As we produce knowledge about our immediate urban contexts, this knowledge transforms us into activists. Self-reflexivity about our roles as researchers of urban contexts gets heightened as soon as we raise questions. It is the  moment of articulating these questions that transforms us into political beings and it is this moment that remains the point of inspiration for our activism.  However the relationship between knowledge and politics is linked directly to its accessibility: more people who access it, participate in it and produce it,  the more political it becomes.

4. The User Generated City

Neighbourhoods that have been directly produced by their inhabitants embody knowledge about buildings, construction and urbanism. Incidentally the majority of human settlements around the world are of this nature. And if we believe Mike Davis’ apocalyptic predictions they are growing at ‘alarming’ rates, becoming ever more complex and impenetrable. We would rather see such neighbourhoods, which have grown outside of the formal planning and development paradigm as  knowledge systems, with their own modes interaction and engagements.

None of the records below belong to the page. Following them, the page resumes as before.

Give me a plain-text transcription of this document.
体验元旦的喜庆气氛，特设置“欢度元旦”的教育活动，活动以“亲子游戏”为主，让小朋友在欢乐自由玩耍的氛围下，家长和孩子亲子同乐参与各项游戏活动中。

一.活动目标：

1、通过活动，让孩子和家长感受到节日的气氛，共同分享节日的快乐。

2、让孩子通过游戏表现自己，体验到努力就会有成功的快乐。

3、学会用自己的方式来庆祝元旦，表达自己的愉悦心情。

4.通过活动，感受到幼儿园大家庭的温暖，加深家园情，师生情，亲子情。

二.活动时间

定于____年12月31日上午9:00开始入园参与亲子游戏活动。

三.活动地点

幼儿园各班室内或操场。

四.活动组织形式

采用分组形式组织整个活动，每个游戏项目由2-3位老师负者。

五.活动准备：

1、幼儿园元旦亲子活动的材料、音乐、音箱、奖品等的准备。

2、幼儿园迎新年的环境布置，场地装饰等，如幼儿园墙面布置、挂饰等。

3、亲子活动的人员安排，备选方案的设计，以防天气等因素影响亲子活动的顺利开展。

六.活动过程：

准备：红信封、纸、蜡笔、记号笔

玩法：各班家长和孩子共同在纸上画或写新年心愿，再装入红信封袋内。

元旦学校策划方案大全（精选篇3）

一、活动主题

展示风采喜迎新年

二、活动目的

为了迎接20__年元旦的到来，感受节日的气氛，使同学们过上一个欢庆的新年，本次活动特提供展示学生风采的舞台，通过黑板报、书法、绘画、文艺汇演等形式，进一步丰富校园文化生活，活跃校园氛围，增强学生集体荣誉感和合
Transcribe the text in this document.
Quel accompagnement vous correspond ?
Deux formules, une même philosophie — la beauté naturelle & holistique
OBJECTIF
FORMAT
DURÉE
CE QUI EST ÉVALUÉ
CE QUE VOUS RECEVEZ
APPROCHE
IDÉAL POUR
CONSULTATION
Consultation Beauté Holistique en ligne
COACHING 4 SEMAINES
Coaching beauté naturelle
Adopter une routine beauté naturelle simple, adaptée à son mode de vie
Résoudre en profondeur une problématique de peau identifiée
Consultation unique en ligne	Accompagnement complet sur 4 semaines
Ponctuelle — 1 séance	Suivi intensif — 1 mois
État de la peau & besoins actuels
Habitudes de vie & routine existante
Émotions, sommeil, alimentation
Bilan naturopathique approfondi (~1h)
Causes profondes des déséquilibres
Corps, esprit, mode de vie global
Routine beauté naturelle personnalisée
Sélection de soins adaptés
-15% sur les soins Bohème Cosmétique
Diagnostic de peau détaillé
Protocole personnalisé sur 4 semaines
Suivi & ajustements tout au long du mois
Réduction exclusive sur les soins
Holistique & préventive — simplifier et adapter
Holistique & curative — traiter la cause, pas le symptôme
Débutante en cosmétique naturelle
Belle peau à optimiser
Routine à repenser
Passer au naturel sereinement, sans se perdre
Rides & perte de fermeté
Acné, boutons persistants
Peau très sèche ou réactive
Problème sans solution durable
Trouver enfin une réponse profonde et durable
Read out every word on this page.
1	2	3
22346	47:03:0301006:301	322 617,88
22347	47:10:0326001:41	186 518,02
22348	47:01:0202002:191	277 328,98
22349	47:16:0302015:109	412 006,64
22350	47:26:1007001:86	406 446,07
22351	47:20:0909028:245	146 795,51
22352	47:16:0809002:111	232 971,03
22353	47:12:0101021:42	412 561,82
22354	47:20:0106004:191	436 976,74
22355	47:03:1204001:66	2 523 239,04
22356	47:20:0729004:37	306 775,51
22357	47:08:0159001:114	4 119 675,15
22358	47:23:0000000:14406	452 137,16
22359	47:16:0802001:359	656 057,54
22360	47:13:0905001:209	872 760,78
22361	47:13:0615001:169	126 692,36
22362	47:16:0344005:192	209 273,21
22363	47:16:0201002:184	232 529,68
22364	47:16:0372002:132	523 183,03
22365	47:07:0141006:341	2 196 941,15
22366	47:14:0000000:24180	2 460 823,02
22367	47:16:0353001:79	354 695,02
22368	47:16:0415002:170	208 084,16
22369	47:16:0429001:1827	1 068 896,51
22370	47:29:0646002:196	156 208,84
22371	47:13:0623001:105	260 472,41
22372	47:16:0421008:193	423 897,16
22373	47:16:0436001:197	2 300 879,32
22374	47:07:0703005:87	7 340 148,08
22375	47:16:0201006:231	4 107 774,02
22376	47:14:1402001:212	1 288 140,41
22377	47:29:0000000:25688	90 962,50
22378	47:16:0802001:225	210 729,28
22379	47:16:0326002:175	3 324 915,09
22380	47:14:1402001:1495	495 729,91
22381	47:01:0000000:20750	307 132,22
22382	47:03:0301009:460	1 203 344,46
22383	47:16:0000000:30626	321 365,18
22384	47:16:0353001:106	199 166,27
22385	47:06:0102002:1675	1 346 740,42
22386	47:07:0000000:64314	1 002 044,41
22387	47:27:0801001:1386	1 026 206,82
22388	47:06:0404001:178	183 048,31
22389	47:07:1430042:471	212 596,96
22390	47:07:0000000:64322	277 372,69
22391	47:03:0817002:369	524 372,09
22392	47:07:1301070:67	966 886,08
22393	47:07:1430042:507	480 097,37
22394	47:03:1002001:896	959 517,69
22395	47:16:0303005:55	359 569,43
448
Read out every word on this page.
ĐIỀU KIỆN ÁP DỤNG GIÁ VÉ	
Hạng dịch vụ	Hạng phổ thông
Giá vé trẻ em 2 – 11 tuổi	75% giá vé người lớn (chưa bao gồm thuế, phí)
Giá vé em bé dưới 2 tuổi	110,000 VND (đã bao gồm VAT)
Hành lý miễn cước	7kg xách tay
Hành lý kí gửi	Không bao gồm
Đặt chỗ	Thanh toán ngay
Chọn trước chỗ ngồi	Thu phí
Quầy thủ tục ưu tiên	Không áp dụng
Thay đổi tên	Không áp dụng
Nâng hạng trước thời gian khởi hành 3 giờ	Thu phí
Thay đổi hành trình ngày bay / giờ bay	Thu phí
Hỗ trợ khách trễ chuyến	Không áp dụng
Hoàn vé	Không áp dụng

5. Community and Participation


Community is about both creating and being created by local modes of communication and knowledge sharing. “It is clearly no linguistic accident that “community” and “communication” share the Latin root communis, “in common.” Communities comprise people with common interests who communicate with each other.” (Melvin Webber, 1964). Participation is essentially about immersing oneself in the process, which in the urban context, means getting involved in its production. There can be no participation without communities and communication systems.